L’IA se rêve en révolution numérique. Elle pourrait buter sur un vieux problème : l’électricité
L’intelligence artificielle promet de transformer l’économie européenne. Mais derrière les algorithmes, les assistants conversationnels et les “clouds” souverains, une réalité très matérielle s’impose : il faudra énormément d’électricité, disponible en continu, au bon endroit et à un prix supportable.
Publié par A.G.
Résumé de l'article
L’IA promet une révolution numérique, mais ses infrastructures exigent une quantité massive d’électricité stable et disponible.
En Belgique, les data centers pourraient passer de 3 TWh aujourd’hui à 7-15,5 TWh en 2035, mettant le réseau sous tension.

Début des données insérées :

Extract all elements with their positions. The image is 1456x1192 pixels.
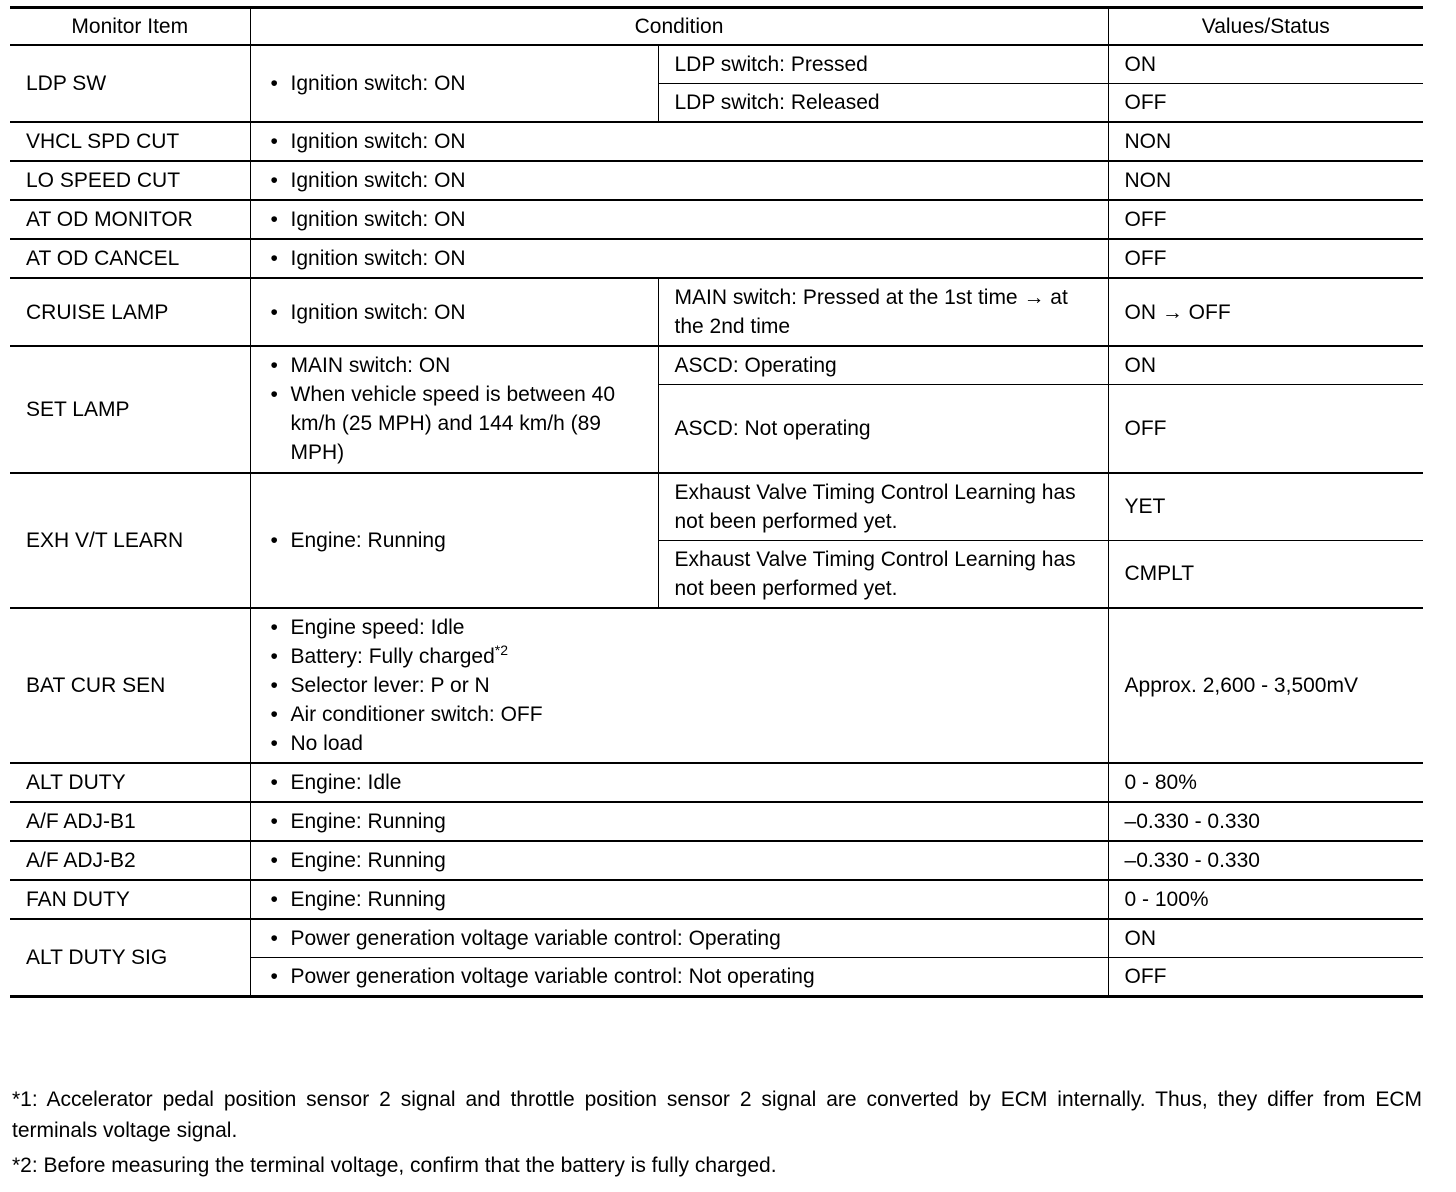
table-row [10, 200, 1423, 239]
table-row [10, 122, 1423, 161]
condition-cell [250, 200, 1108, 239]
value-cell: OFF [1108, 385, 1423, 473]
value-cell: ON [1108, 346, 1423, 385]
value-cell: NON [1108, 161, 1423, 200]
table-row [10, 45, 1423, 84]
condition-bullet: • Power generation voltage variable control: Operating [267, 924, 1092, 953]
condition-cell [250, 802, 1108, 841]
condition-bullet: • Engine: Running [267, 807, 1092, 836]
item-cell: LO SPEED CUT [10, 161, 250, 200]
item-cell: A/F ADJ-B1 [10, 802, 250, 841]
item-cell: VHCL SPD CUT [10, 122, 250, 161]
value-cell: OFF [1108, 239, 1423, 278]
value-cell: OFF [1108, 200, 1423, 239]
value-cell: CMPLT [1108, 540, 1423, 608]
table-row [10, 473, 1423, 541]
condition-cell [250, 763, 1108, 802]
condition-bullet: • Engine: Running [267, 846, 1092, 875]
footnote-1: *1: Accelerator pedal position sensor 2 signal and throttle position sensor 2 signal are converted by ECM internally. Thus, they differ from ECM terminals voltage signal. [12, 1088, 1422, 1142]
condition-cell [250, 919, 1108, 958]
condition-cell [250, 278, 658, 346]
condition-cell [250, 161, 1108, 200]
condition-bullet: • Power generation voltage variable control: Not operating [267, 962, 1092, 991]
item-cell: EXH V/T LEARN [10, 473, 250, 608]
table-row [10, 161, 1423, 200]
sub-condition-cell: Exhaust Valve Timing Control Learning has not been performed yet. [658, 540, 1108, 608]
item-cell: FAN DUTY [10, 880, 250, 919]
item-cell: A/F ADJ-B2 [10, 841, 250, 880]
condition-cell [250, 239, 1108, 278]
footnote-ref: *2 [494, 641, 508, 658]
condition-bullet: • MAIN switch: ON [267, 351, 642, 380]
condition-bullet: • Air conditioner switch: OFF [267, 700, 1092, 729]
sub-condition-cell: LDP switch: Released [658, 84, 1108, 123]
value-cell: 0 - 100% [1108, 880, 1423, 919]
condition-bullet: • No load [267, 729, 1092, 758]
condition-bullet: • Engine speed: Idle [267, 613, 1092, 642]
condition-bullet [267, 642, 1092, 671]
table-row [10, 763, 1423, 802]
item-cell: AT OD CANCEL [10, 239, 250, 278]
table-row [10, 919, 1423, 958]
sub-condition-cell: ASCD: Not operating [658, 385, 1108, 473]
condition-bullet: • Engine: Running [267, 526, 642, 555]
table-row [10, 278, 1423, 346]
value-cell: OFF [1108, 84, 1423, 123]
condition-text: Battery: Fully charged [290, 644, 495, 668]
item-cell: CRUISE LAMP [10, 278, 250, 346]
table-row [10, 841, 1423, 880]
item-cell: ALT DUTY [10, 763, 250, 802]
condition-cell [250, 122, 1108, 161]
table-row [10, 880, 1423, 919]
value-cell: –0.330 - 0.330 [1108, 802, 1423, 841]
table-row [10, 608, 1423, 763]
condition-cell [250, 608, 1108, 763]
condition-bullet: • Ignition switch: ON [267, 127, 1092, 156]
value-cell: OFF [1108, 957, 1423, 996]
condition-bullet: • Ignition switch: ON [267, 166, 1092, 195]
sub-condition-cell: ASCD: Operating [658, 346, 1108, 385]
value-cell: ON [1108, 45, 1423, 84]
condition-bullet: • Ignition switch: ON [267, 244, 1092, 273]
table-header-row [10, 8, 1423, 46]
value-cell: YET [1108, 473, 1423, 541]
item-cell: SET LAMP [10, 346, 250, 473]
header-monitor-item: Monitor Item [10, 8, 250, 46]
table-row [10, 239, 1423, 278]
condition-bullet: • When vehicle speed is between 40 km/h (25 MPH) and 144 km/h (89 MPH) [267, 380, 642, 467]
condition-cell [250, 346, 658, 473]
value-cell: ON [1108, 919, 1423, 958]
item-cell: ALT DUTY SIG [10, 919, 250, 997]
condition-bullet: • Ignition switch: ON [267, 69, 642, 98]
monitor-table [10, 6, 1423, 998]
sub-condition-cell: LDP switch: Pressed [658, 45, 1108, 84]
footnote-2: *2: Before measuring the terminal voltage, confirm that the battery is fully charged. [12, 1154, 777, 1177]
header-values-status: Values/Status [1108, 8, 1423, 46]
value-cell: –0.330 - 0.330 [1108, 841, 1423, 880]
item-cell: BAT CUR SEN [10, 608, 250, 763]
sub-condition-cell: MAIN switch: Pressed at the 1st time → at the 2nd time [658, 278, 1108, 346]
value-cell: NON [1108, 122, 1423, 161]
table-row [10, 346, 1423, 385]
condition-bullet: • Selector lever: P or N [267, 671, 1092, 700]
condition-bullet: • Engine: Running [267, 885, 1092, 914]
value-cell: Approx. 2,600 - 3,500mV [1108, 608, 1423, 763]
condition-cell [250, 841, 1108, 880]
condition-cell [250, 880, 1108, 919]
item-cell: AT OD MONITOR [10, 200, 250, 239]
condition-bullet: • Ignition switch: ON [267, 298, 642, 327]
value-cell: ON → OFF [1108, 278, 1423, 346]
value-cell: 0 - 80% [1108, 763, 1423, 802]
condition-bullet: • Engine: Idle [267, 768, 1092, 797]
condition-cell [250, 45, 658, 122]
sub-condition-cell: Exhaust Valve Timing Control Learning has not been performed yet. [658, 473, 1108, 541]
condition-cell [250, 473, 658, 608]
condition-cell [250, 957, 1108, 996]
item-cell: LDP SW [10, 45, 250, 122]
condition-bullet: • Ignition switch: ON [267, 205, 1092, 234]
table-row [10, 802, 1423, 841]
header-condition: Condition [250, 8, 1108, 46]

La souveraineté numérique européenne (et belge) dépendra donc aussi, très concrètement, de sa souveraineté électrique.
Sommaire
- Le réveil brutal de l’Europe
- Le vrai obstacle : le réseau autant que la production
- La Belgique en première ligne
- Elia tire la sonnette d’alarme
- Google investit, mais l’électricité ne tombe pas du ciel
- L’IA, révélateur des contradictions européennes
- Le numérique redevient matériel
- L’Europe ne manque pas seulement de champions numériques
Pour la Belgique comme pour l’Europe, l’IA pourrait ainsi se heurter moins à un déficit d’idées qu’à un déficit d’électrons.
On présente volontiers l’intelligence artificielle comme une révolution immatérielle. C’est oublier qu’elle repose sur des infrastructures très physiques : des data centers, des puces, des systèmes de refroidissement, des réseaux et surtout une alimentation électrique massive, stable et continue.
La question n’est donc plus seulement de savoir si l’Europe développera ses propres modèles d’IA ou si elle restera dépendante des géants américains et chinois. Elle est aussi de savoir si elle pourra alimenter les infrastructures nécessaires à cette ambition.